In all, some two million Jews left the Russian Empire between 1881 and 1920, with the vast majority settling in the United States and Argentina, a smaller number emigrating to Palestine and around 200,000 reaching the UK. Prior to the Second World War the Jews who had remained in Meritz comprised around 350 families, but under the Nazi invasion of Lithuania, their presence in the town was obliterated in a single day. On September 10th 1941, 854 Jewish men, women and children were shot in the ditch that they had been forced to dig in a small pine grove beyond the town’s Jewish cemetery, thus ending over 400 years of continued history in Meritz.
Growing up in London in the 1970s and 80s and named Jeremy Shaw, I became aware of the ordinariness of my surname. I mixed with a circle of friends whose more German-sounding Ashkenazi Jewish names hinted at a depth of heritage that mine lacked. I was at the same time envious of these more exotic-sounding names and yet relieved by the illusion of protection afforded by the Britishness of mine, revealing the conflict at the heart of my, and I suspect many 2nd or 3rd generation British Jews’ identity. I was somehow both ashamed and proud of my Jewish identity. Even as children, my friends and I would comically refer to each other’s names in an exaggerated German accent, a complex act simultaneously identifying with the aggressors who would other us, while acknowledging our difference and heritage with a degree of pride.
In the course of my work today as a psychodynamically-informed counsellor, I often ask my clients about their names. Thinking together about how their name was chosen, and by whom, reveals important information about their family of origin, such as who they ‘belong’ to or who holds the power in the family system. We also explore what expectations or fantasies that choice of name might carry; I am curious about how my client has responded consciously or unconsciously to these pressures and how such family narratives may have influenced their identity, relationships or sense of themselves in the world. Never is this more relevant than for my trans and non-binary clients for whom the rejection of their birth name and the choice of a new name is not just enormously empowering but a matter of psychological or even physical survival.

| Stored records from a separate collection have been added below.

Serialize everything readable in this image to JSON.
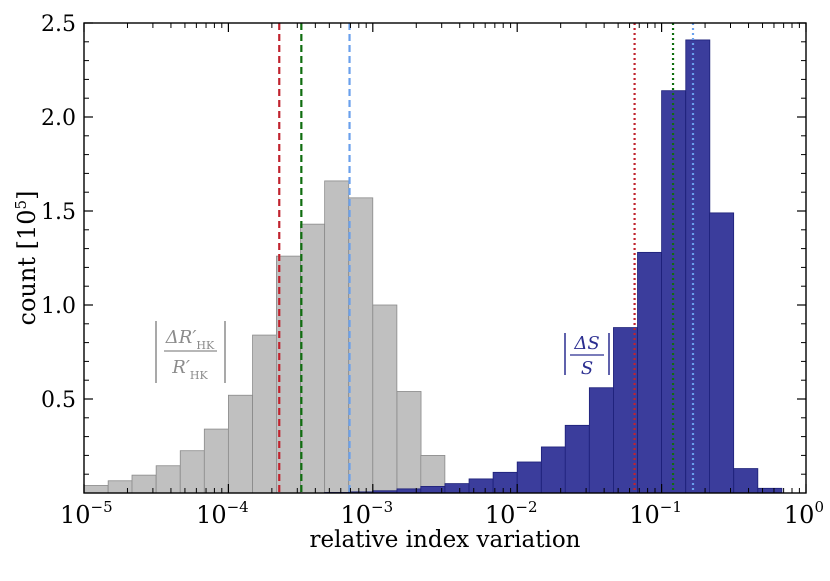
{
  "chart_data": {
    "type": "bar",
    "title": "",
    "xlabel": "relative index variation",
    "ylabel": "count [10^5]",
    "xscale": "log",
    "xlim": [
      1e-05,
      1
    ],
    "ylim": [
      0,
      2.5
    ],
    "x_ticks": [
      {
        "value": 1e-05,
        "base": "10",
        "exp": "−5"
      },
      {
        "value": 0.0001,
        "base": "10",
        "exp": "−4"
      },
      {
        "value": 0.001,
        "base": "10",
        "exp": "−3"
      },
      {
        "value": 0.01,
        "base": "10",
        "exp": "−2"
      },
      {
        "value": 0.1,
        "base": "10",
        "exp": "−1"
      },
      {
        "value": 1,
        "base": "10",
        "exp": "0"
      }
    ],
    "y_ticks": [
      {
        "value": 0.5,
        "label": "0.5"
      },
      {
        "value": 1.0,
        "label": "1.0"
      },
      {
        "value": 1.5,
        "label": "1.5"
      },
      {
        "value": 2.0,
        "label": "2.0"
      },
      {
        "value": 2.5,
        "label": "2.5"
      }
    ],
    "ylabel_main": "count [10",
    "ylabel_exp": "5",
    "ylabel_end": "]",
    "grid": false,
    "bin_width_log10": 0.1667,
    "series": [
      {
        "name": "ΔR'HK / R'HK",
        "label_numerator": "ΔR′",
        "label_denominator": "R′",
        "label_subscript": "HK",
        "color": "#c0c0c0",
        "edge": "#8a8a8a",
        "label_color": "#8c8c8c",
        "bins": [
          {
            "x0": 1e-05,
            "value": 0.04
          },
          {
            "x0": 1.47e-05,
            "value": 0.065
          },
          {
            "x0": 2.15e-05,
            "value": 0.095
          },
          {
            "x0": 3.16e-05,
            "value": 0.145
          },
          {
            "x0": 4.64e-05,
            "value": 0.225
          },
          {
            "x0": 6.81e-05,
            "value": 0.34
          },
          {
            "x0": 0.0001,
            "value": 0.52
          },
          {
            "x0": 0.000147,
            "value": 0.84
          },
          {
            "x0": 0.000215,
            "value": 1.26
          },
          {
            "x0": 0.000316,
            "value": 1.43
          },
          {
            "x0": 0.000464,
            "value": 1.66
          },
          {
            "x0": 0.000681,
            "value": 1.57
          },
          {
            "x0": 0.001,
            "value": 1.0
          },
          {
            "x0": 0.00147,
            "value": 0.54
          },
          {
            "x0": 0.00215,
            "value": 0.2
          }
        ]
      },
      {
        "name": "ΔS / S",
        "label_numerator": "ΔS",
        "label_denominator": "S",
        "color": "#3b3d9c",
        "edge": "#1c1f78",
        "label_color": "#2a2d90",
        "bins": [
          {
            "x0": 0.000464,
            "value": 0.003
          },
          {
            "x0": 0.000681,
            "value": 0.006
          },
          {
            "x0": 0.001,
            "value": 0.012
          },
          {
            "x0": 0.00147,
            "value": 0.022
          },
          {
            "x0": 0.00215,
            "value": 0.035
          },
          {
            "x0": 0.00316,
            "value": 0.05
          },
          {
            "x0": 0.00464,
            "value": 0.075
          },
          {
            "x0": 0.00681,
            "value": 0.11
          },
          {
            "x0": 0.01,
            "value": 0.165
          },
          {
            "x0": 0.0147,
            "value": 0.245
          },
          {
            "x0": 0.0215,
            "value": 0.36
          },
          {
            "x0": 0.0316,
            "value": 0.56
          },
          {
            "x0": 0.0464,
            "value": 0.88
          },
          {
            "x0": 0.0681,
            "value": 1.28
          },
          {
            "x0": 0.1,
            "value": 2.14
          },
          {
            "x0": 0.147,
            "value": 2.41
          },
          {
            "x0": 0.215,
            "value": 1.49
          },
          {
            "x0": 0.316,
            "value": 0.13
          },
          {
            "x0": 0.464,
            "value": 0.025
          }
        ]
      }
    ],
    "vlines": [
      {
        "name": "r-red",
        "x": 0.000225,
        "color": "#c0232e",
        "style": "dashed"
      },
      {
        "name": "r-green",
        "x": 0.00032,
        "color": "#0f6d0f",
        "style": "dashed"
      },
      {
        "name": "r-blue",
        "x": 0.00069,
        "color": "#6aa0ec",
        "style": "dashed"
      },
      {
        "name": "s-red",
        "x": 0.065,
        "color": "#c0232e",
        "style": "dotted"
      },
      {
        "name": "s-green",
        "x": 0.12,
        "color": "#0f6d0f",
        "style": "dotted"
      },
      {
        "name": "s-blue",
        "x": 0.165,
        "color": "#6aa0ec",
        "style": "dotted"
      }
    ]
  }
}
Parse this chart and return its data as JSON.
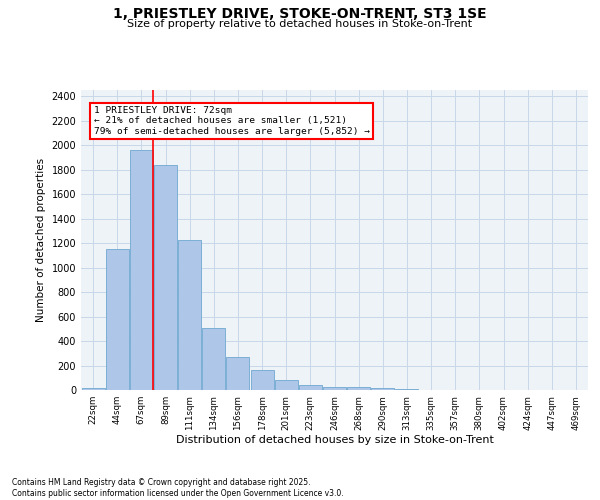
{
  "title": "1, PRIESTLEY DRIVE, STOKE-ON-TRENT, ST3 1SE",
  "subtitle": "Size of property relative to detached houses in Stoke-on-Trent",
  "xlabel": "Distribution of detached houses by size in Stoke-on-Trent",
  "ylabel": "Number of detached properties",
  "categories": [
    "22sqm",
    "44sqm",
    "67sqm",
    "89sqm",
    "111sqm",
    "134sqm",
    "156sqm",
    "178sqm",
    "201sqm",
    "223sqm",
    "246sqm",
    "268sqm",
    "290sqm",
    "313sqm",
    "335sqm",
    "357sqm",
    "380sqm",
    "402sqm",
    "424sqm",
    "447sqm",
    "469sqm"
  ],
  "values": [
    20,
    1150,
    1960,
    1840,
    1225,
    510,
    270,
    165,
    78,
    38,
    28,
    28,
    18,
    5,
    2,
    1,
    1,
    0,
    0,
    0,
    0
  ],
  "bar_color": "#aec6e8",
  "bar_edge_color": "#6fa8d0",
  "property_line_bar_index": 2,
  "property_line_color": "red",
  "annotation_box_text": "1 PRIESTLEY DRIVE: 72sqm\n← 21% of detached houses are smaller (1,521)\n79% of semi-detached houses are larger (5,852) →",
  "ylim": [
    0,
    2450
  ],
  "yticks": [
    0,
    200,
    400,
    600,
    800,
    1000,
    1200,
    1400,
    1600,
    1800,
    2000,
    2200,
    2400
  ],
  "grid_color": "#c8d8e8",
  "background_color": "#eef3f8",
  "footer_line1": "Contains HM Land Registry data © Crown copyright and database right 2025.",
  "footer_line2": "Contains public sector information licensed under the Open Government Licence v3.0."
}
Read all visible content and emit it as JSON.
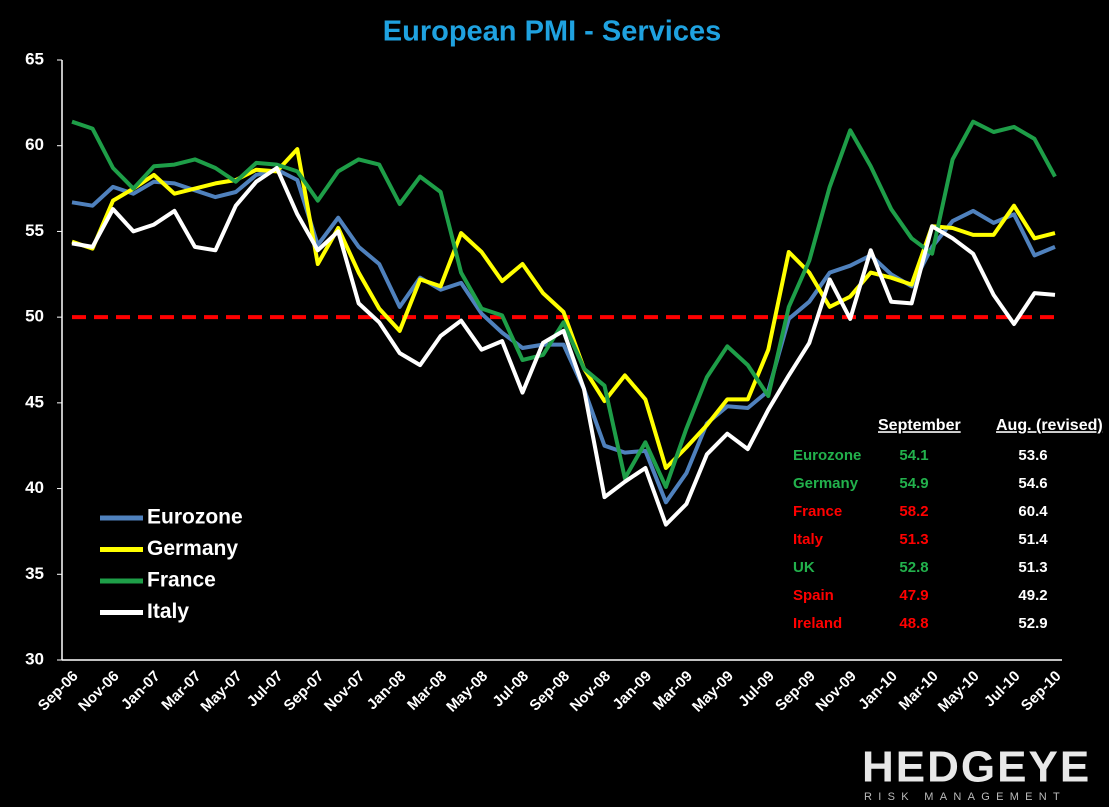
{
  "chart_data": {
    "type": "line",
    "title": "European PMI - Services",
    "categories": [
      "Sep-06",
      null,
      "Nov-06",
      null,
      "Jan-07",
      null,
      "Mar-07",
      null,
      "May-07",
      null,
      "Jul-07",
      null,
      "Sep-07",
      null,
      "Nov-07",
      null,
      "Jan-08",
      null,
      "Mar-08",
      null,
      "May-08",
      null,
      "Jul-08",
      null,
      "Sep-08",
      null,
      "Nov-08",
      null,
      "Jan-09",
      null,
      "Mar-09",
      null,
      "May-09",
      null,
      "Jul-09",
      null,
      "Sep-09",
      null,
      "Nov-09",
      null,
      "Jan-10",
      null,
      "Mar-10",
      null,
      "May-10",
      null,
      "Jul-10",
      null,
      "Sep-10"
    ],
    "series": [
      {
        "name": "Eurozone",
        "color": "#4f81bd",
        "values": [
          56.7,
          56.5,
          57.6,
          57.2,
          57.9,
          57.8,
          57.4,
          57.0,
          57.3,
          58.3,
          58.6,
          58.0,
          54.2,
          55.8,
          54.1,
          53.1,
          50.6,
          52.3,
          51.6,
          52.0,
          50.2,
          49.1,
          48.2,
          48.4,
          48.4,
          45.8,
          42.5,
          42.1,
          42.2,
          39.2,
          40.9,
          43.8,
          44.8,
          44.7,
          45.7,
          49.9,
          50.9,
          52.6,
          53.0,
          53.6,
          52.5,
          51.8,
          54.1,
          55.6,
          56.2,
          55.5,
          56.0,
          53.6,
          54.1
        ]
      },
      {
        "name": "Germany",
        "color": "#ffff00",
        "values": [
          54.4,
          54.0,
          56.8,
          57.5,
          58.3,
          57.2,
          57.5,
          57.8,
          58.0,
          58.6,
          58.5,
          59.8,
          53.1,
          55.2,
          52.6,
          50.5,
          49.2,
          52.2,
          51.8,
          54.9,
          53.8,
          52.1,
          53.1,
          51.4,
          50.3,
          47.0,
          45.1,
          46.6,
          45.2,
          41.2,
          42.4,
          43.7,
          45.2,
          45.2,
          48.1,
          53.8,
          52.6,
          50.6,
          51.2,
          52.6,
          52.3,
          51.9,
          55.3,
          55.2,
          54.8,
          54.8,
          56.5,
          54.6,
          54.9
        ]
      },
      {
        "name": "France",
        "color": "#1e9e48",
        "values": [
          61.4,
          61.0,
          58.7,
          57.5,
          58.8,
          58.9,
          59.2,
          58.7,
          57.9,
          59.0,
          58.9,
          58.5,
          56.8,
          58.5,
          59.2,
          58.9,
          56.6,
          58.2,
          57.3,
          52.6,
          50.5,
          50.1,
          47.5,
          47.8,
          49.7,
          47.0,
          46.0,
          40.6,
          42.7,
          40.1,
          43.5,
          46.5,
          48.3,
          47.2,
          45.4,
          50.6,
          53.3,
          57.6,
          60.9,
          58.8,
          56.3,
          54.6,
          53.7,
          59.2,
          61.4,
          60.8,
          61.1,
          60.4,
          58.2
        ]
      },
      {
        "name": "Italy",
        "color": "#ffffff",
        "values": [
          54.3,
          54.1,
          56.3,
          55.0,
          55.4,
          56.2,
          54.1,
          53.9,
          56.5,
          57.9,
          58.7,
          56.0,
          53.9,
          55.0,
          50.8,
          49.7,
          47.9,
          47.2,
          48.9,
          49.8,
          48.1,
          48.6,
          45.6,
          48.5,
          49.2,
          45.8,
          39.5,
          40.4,
          41.2,
          37.9,
          39.1,
          42.0,
          43.2,
          42.3,
          44.6,
          46.6,
          48.5,
          52.2,
          49.9,
          53.9,
          50.9,
          50.8,
          55.3,
          54.6,
          53.7,
          51.3,
          49.6,
          51.4,
          51.3
        ]
      }
    ],
    "ylim": [
      30,
      65
    ],
    "yticks": [
      30,
      35,
      40,
      45,
      50,
      55,
      60,
      65
    ],
    "reference_line": {
      "value": 50,
      "color": "#ff0000"
    },
    "legend": "lower left",
    "grid": false
  },
  "table": {
    "columns": [
      "September",
      "Aug. (revised)"
    ],
    "rows": [
      {
        "name": "Eurozone",
        "september": 54.1,
        "august": 53.6,
        "color": "#22b14c"
      },
      {
        "name": "Germany",
        "september": 54.9,
        "august": 54.6,
        "color": "#22b14c"
      },
      {
        "name": "France",
        "september": 58.2,
        "august": 60.4,
        "color": "#ff0000"
      },
      {
        "name": "Italy",
        "september": 51.3,
        "august": 51.4,
        "color": "#ff0000"
      },
      {
        "name": "UK",
        "september": 52.8,
        "august": 51.3,
        "color": "#22b14c"
      },
      {
        "name": "Spain",
        "september": 47.9,
        "august": 49.2,
        "color": "#ff0000"
      },
      {
        "name": "Ireland",
        "september": 48.8,
        "august": 52.9,
        "color": "#ff0000"
      }
    ]
  },
  "logo": {
    "name": "HEDGEYE",
    "tagline": "RISK MANAGEMENT"
  }
}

Applying this mode of enquiry to my own name, it became clear to me that Shaw had served its purpose; a borrowed name that obscured rather than celebrated the family narrative of relocation and creative transformation. Defiant in the face of a resurgence of antisemitism in the UK, and confronted further by the gloomy shadows cast by Brexit, I felt the irresistible pull of my Old World roots. And so in 2021, reversing that decision made by grandfather over 80 years earlier, I changed my name back to Schultz.